Sainte Thérèse de Lisieux : carmélite, docteur de l'Église 1997, patronne secondaire France
Biographie de Thérèse de Lisieux
Marie-Françoise-Thérèse Martin naît à Alençon le 2 janvier 1873, neuvième enfant de Louis Martin et Zélie Guérin, couple lui-même canonisé en 2015. La mort de sa mère, alors qu'elle n'a que quatre ans, marque cette petite âme déjà tournée vers l'absolu. La famille s'installe à Lisieux, aux Buissonnets, où grandit une enfant sensible, tendre, jalouse de Dieu seul. À neuf ans, elle confie à sa sœur Pauline son désir d'entrer au Carmel ; à dix, une grave maladie nerveuse la conduit aux portes de la mort, dont la guérit, le 13 mai 1883, le sourire d'une statue de la Vierge. La nuit de Noël 1886, qu'elle nommera sa « grâce de conversion », achève l'enfance et ouvre la voie de la maturité spirituelle.
Le 9 avril 1888, à quinze ans à peine, privilège obtenu de Léon XIII lors d'un pèlerinage à Rome, Thérèse entre au Carmel de Lisieux où l'avaient précédée Pauline et Marie. Elle y mène neuf années d'une vie cachée, jalonnée de sécheresses, d'humiliations consenties et d'une étonnante intuition théologique. Maîtresse des novices à vingt ans, elle découvre dans l'Écriture, chez saint Paul et chez Isaïe, la « Petite Voie » de l'enfance spirituelle : aller à Dieu non par les chemins escarpés des grands ascètes, mais par l'ascenseur de la confiance et de l'amour. Atteinte de tuberculose en 1896, elle entre dans une longue passion intérieure, traversée par la nuit de la foi. Elle meurt à Lisieux le 30 septembre 1897, murmurant : « Mon Dieu, je vous aime. »

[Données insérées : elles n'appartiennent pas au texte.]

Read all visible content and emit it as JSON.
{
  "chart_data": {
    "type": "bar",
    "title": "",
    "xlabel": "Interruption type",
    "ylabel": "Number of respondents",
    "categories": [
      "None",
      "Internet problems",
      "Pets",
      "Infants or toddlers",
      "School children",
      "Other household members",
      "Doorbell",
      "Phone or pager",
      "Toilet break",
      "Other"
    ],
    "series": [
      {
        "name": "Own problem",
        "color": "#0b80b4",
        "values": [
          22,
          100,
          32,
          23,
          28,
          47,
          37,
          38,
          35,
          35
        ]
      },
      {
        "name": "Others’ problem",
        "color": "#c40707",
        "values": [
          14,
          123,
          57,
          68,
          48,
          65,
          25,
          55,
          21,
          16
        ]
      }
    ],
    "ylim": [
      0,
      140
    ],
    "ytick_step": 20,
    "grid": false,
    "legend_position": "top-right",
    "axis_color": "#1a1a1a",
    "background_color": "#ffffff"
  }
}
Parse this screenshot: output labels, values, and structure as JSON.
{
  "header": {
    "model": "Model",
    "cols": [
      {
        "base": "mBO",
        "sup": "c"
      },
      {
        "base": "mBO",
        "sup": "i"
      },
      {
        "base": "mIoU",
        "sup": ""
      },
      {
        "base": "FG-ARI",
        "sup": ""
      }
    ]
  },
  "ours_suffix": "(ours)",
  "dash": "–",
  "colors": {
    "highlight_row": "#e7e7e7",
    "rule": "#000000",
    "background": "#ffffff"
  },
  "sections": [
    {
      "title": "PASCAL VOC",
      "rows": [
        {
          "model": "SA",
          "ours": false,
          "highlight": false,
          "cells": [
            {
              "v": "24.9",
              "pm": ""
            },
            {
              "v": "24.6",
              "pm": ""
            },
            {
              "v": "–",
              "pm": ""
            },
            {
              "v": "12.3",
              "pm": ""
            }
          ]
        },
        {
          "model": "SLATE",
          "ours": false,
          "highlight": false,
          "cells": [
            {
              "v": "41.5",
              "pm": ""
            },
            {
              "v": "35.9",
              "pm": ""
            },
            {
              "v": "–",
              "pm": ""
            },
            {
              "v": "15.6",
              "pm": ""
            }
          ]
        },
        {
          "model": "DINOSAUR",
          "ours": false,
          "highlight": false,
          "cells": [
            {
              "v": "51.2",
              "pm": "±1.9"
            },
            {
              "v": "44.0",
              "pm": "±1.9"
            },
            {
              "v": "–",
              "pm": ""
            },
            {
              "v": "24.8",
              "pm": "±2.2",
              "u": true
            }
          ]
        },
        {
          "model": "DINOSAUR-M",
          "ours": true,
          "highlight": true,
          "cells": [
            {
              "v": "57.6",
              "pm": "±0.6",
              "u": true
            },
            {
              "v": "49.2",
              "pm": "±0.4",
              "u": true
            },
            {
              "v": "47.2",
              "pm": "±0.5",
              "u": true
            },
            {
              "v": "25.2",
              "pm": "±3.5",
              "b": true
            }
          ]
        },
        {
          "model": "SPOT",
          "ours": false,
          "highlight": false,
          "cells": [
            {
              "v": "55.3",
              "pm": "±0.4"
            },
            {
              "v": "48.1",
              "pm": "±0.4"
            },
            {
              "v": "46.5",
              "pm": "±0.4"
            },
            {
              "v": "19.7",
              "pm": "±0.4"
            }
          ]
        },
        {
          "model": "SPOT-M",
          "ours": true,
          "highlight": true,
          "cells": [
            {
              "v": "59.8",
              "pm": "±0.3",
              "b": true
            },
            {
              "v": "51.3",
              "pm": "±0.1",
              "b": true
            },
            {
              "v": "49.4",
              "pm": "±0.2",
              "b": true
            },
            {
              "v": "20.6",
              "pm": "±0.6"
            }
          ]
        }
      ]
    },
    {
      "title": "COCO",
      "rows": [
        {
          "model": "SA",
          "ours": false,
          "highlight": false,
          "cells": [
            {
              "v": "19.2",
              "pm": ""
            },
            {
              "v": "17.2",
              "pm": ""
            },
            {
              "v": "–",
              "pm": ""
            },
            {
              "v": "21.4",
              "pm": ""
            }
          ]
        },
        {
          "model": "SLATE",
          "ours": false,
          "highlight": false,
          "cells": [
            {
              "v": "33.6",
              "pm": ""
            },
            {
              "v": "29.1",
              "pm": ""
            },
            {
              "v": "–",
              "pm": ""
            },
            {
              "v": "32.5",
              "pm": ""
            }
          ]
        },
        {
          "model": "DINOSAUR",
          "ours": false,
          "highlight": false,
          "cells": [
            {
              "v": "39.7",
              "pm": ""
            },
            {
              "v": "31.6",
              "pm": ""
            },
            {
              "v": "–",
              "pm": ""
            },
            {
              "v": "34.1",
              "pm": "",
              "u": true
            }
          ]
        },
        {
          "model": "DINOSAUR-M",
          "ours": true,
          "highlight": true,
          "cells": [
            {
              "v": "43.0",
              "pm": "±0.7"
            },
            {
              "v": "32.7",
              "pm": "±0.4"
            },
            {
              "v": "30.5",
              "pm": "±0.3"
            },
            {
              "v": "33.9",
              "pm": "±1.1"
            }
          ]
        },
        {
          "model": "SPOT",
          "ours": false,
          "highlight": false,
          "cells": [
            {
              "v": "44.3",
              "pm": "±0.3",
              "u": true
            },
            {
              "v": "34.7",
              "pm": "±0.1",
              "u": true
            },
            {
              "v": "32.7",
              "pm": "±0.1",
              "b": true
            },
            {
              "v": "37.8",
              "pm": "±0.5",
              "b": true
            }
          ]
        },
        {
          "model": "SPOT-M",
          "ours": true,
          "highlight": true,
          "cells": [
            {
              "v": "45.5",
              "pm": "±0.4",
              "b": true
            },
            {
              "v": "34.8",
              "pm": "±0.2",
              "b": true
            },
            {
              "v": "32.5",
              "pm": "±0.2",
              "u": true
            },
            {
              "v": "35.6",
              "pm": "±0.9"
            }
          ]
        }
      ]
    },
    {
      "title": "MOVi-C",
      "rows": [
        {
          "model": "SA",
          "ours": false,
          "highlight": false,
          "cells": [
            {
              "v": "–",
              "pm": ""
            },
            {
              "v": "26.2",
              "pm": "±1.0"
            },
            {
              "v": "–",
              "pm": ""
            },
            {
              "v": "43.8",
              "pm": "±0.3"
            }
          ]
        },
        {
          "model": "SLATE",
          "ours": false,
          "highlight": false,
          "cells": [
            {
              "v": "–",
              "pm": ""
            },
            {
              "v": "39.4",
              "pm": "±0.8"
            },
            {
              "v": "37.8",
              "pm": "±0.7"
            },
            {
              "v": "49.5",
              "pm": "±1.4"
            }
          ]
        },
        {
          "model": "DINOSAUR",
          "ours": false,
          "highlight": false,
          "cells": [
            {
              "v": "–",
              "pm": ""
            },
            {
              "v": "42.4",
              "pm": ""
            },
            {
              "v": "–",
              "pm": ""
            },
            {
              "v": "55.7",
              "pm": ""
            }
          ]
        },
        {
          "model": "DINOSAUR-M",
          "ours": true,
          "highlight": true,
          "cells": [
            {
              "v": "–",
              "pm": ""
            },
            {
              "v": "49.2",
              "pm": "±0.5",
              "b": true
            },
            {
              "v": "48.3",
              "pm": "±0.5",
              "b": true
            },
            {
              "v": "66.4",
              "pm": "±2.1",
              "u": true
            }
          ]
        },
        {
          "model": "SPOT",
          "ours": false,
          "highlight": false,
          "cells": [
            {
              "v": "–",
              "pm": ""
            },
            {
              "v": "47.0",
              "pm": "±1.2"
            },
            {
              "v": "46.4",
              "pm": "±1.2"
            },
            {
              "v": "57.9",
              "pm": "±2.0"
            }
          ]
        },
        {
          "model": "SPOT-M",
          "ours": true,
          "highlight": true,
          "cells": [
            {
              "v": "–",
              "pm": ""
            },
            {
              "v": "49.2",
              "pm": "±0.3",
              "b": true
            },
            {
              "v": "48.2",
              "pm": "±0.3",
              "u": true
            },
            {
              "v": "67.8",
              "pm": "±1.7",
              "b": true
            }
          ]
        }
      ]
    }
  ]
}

Vie spirituelle et mission
Vie spirituelle et mission
La doctrine de Thérèse, quoique sortie d'un cœur de jeune fille, possède la rigueur des plus grands mystiques. Sa « Petite Voie » n'est pas un raccourci sentimental, mais une intuition christologique : Dieu se révèle Père dans le Fils, et la créature n'a qu'à se laisser saisir, comme l'enfant aux bras paternels. Cette voie d'abandon, héritée à la fois de saint Jean de la Croix et de l'École française, redonne sens à la vie ordinaire : un sourire offert, une parole tue, un travail accepté deviennent, dans la grâce, matière d'éternité.
Au cœur du Carmel, Thérèse découvre aussi sa vocation universelle : « Dans le Cœur de l'Église, je serai l'Amour. » Cette parole, écrite en septembre 1896, condense une ecclésiologie de la communion où chaque membre, par son service caché, irrigue le Corps tout entier. Sa correspondance avec deux missionnaires, le Père Roulland et l'abbé Bellière, atteste qu'elle ne sépara jamais contemplation et apostolat : c'est précisément pourquoi Pie XI la proclama, en 1927, patronne universelle des missions, à égalité avec saint François-Xavier. Ses derniers mois, livrés à la nuit de la foi, manifestent enfin l'identification au Christ souffrant : Thérèse est conduite, sans qu'elle le sût, au sommet d'une théologie de la croix qui demeure son legs le plus profond à l'Église contemporaine.
Postérité, culte et miracles
La publication, en 1898, d'Histoire d'une âme, manuscrits autobiographiques rédigés à la demande de ses sœurs, provoque dans le monde catholique un retentissement que rien ne laissait prévoir. Traduit en quelques années dans presque toutes les langues, le livre touche autant les humbles que les théologiens, et déclenche, depuis Lisieux, ce que l'on a pu appeler une « pluie de roses » : conversions, guérisons, vocations attribuées à l'intercession de la jeune carmélite. Béatifiée par Pie XI le 29 avril 1923, elle est canonisée par le même pape le 17 mai 1925, devant une foule immense réunie place Saint-Pierre.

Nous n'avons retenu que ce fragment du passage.